Lo del Parque del Montón, tan centradito él, me parece genial: Ahora incluso creemos que fija más CO2 que antes porque lo han desbrozado, pero el problema de poner un parque al que hay que ir en coche y que no tiene aparcamiento (y si alguien intenta convencerme de que la gente va a ir andando y lo va a petar le recomiendo una visita a casi cualquier hora al Reina Sofía o al Cantón, y luego si eso ya me cuenta) ... perdón, que me lío: El problema, decía, es que los ferrolanos, ya de coger el coche, nos vamos a Doniños, a Monteventoso, al Belelle o a las Fragas del Eume... o sea que lo de Caranza no lo acabo de ver del todo claro tampoco.

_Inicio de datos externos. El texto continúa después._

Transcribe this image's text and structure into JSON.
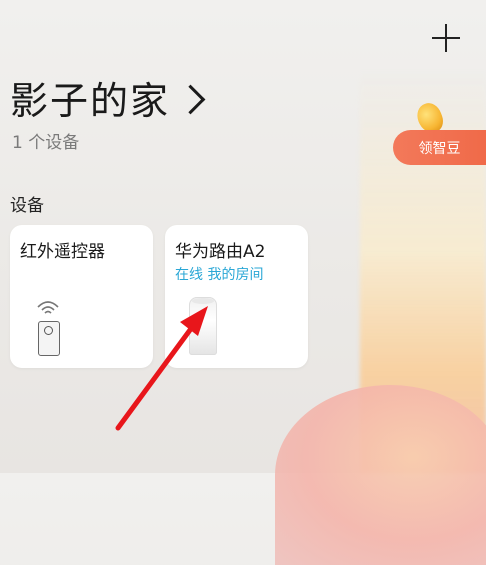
{
  "header": {
    "add_icon": "plus-icon"
  },
  "home": {
    "title": "影子的家",
    "device_count": "1 个设备"
  },
  "reward": {
    "label": "领智豆",
    "icon": "bean-icon"
  },
  "section": {
    "label": "设备"
  },
  "devices": [
    {
      "name": "红外遥控器",
      "status": "",
      "icon": "remote-control-icon"
    },
    {
      "name": "华为路由A2",
      "status": "在线 我的房间",
      "icon": "router-icon"
    }
  ],
  "colors": {
    "accent": "#f06a49",
    "status_online": "#2aa7d6",
    "annotation_arrow": "#e8161b"
  }
}
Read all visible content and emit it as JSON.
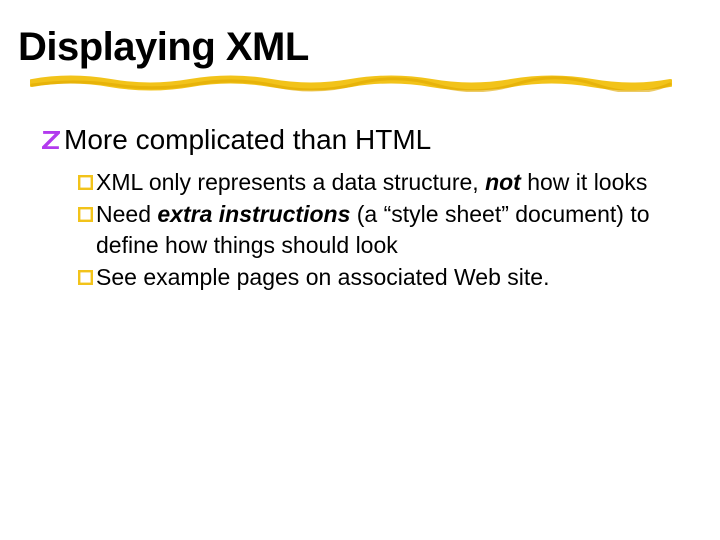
{
  "slide": {
    "title": "Displaying XML",
    "level1": {
      "text": "More complicated than HTML"
    },
    "level2": {
      "item1_a": "XML only represents a data structure, ",
      "item1_b": "not",
      "item1_c": " how it looks",
      "item2_a": "Need ",
      "item2_b": "extra instructions",
      "item2_c": " (a “style sheet” document) to define how things should look",
      "item3": "See example pages on associated Web site."
    }
  }
}
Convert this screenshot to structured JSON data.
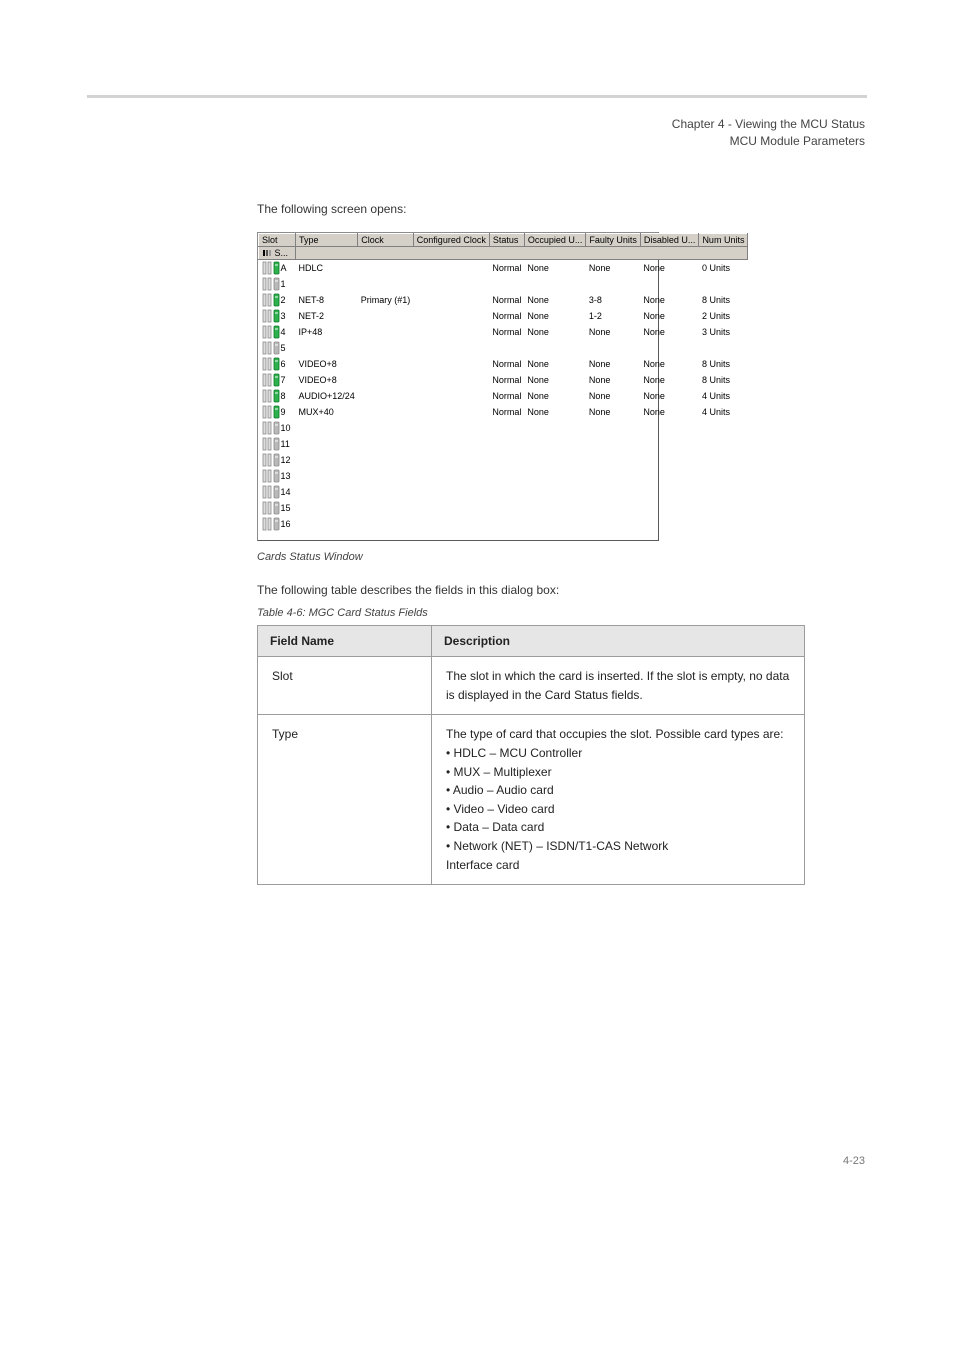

Y con esa preciosa biblioteca infantil que proponen desde un diario digital y que se construiría aprovechando las ruinas del Rena... pues yo fui un día a la de la Plaza de España y en la zona infantil el cien por cien de los niños que había habían sido aportados por mi señora esposa, con cierta colaboración desinteresada por mi parte.




Y con esto no quiero decir que no esté de acuerdo con que se creen nuevas instalaciones, pero sí me encantaría dejar claro que si no hay demanda de visitas nunca se podrá cobrar por estas, y que si no se cobra por las visitas todos los gastos salen de las arcas municipales, que dudo que estén para permitirse esas alegrías.


Vamos, que -como siempre- no se puede silbar y soplar a la vez.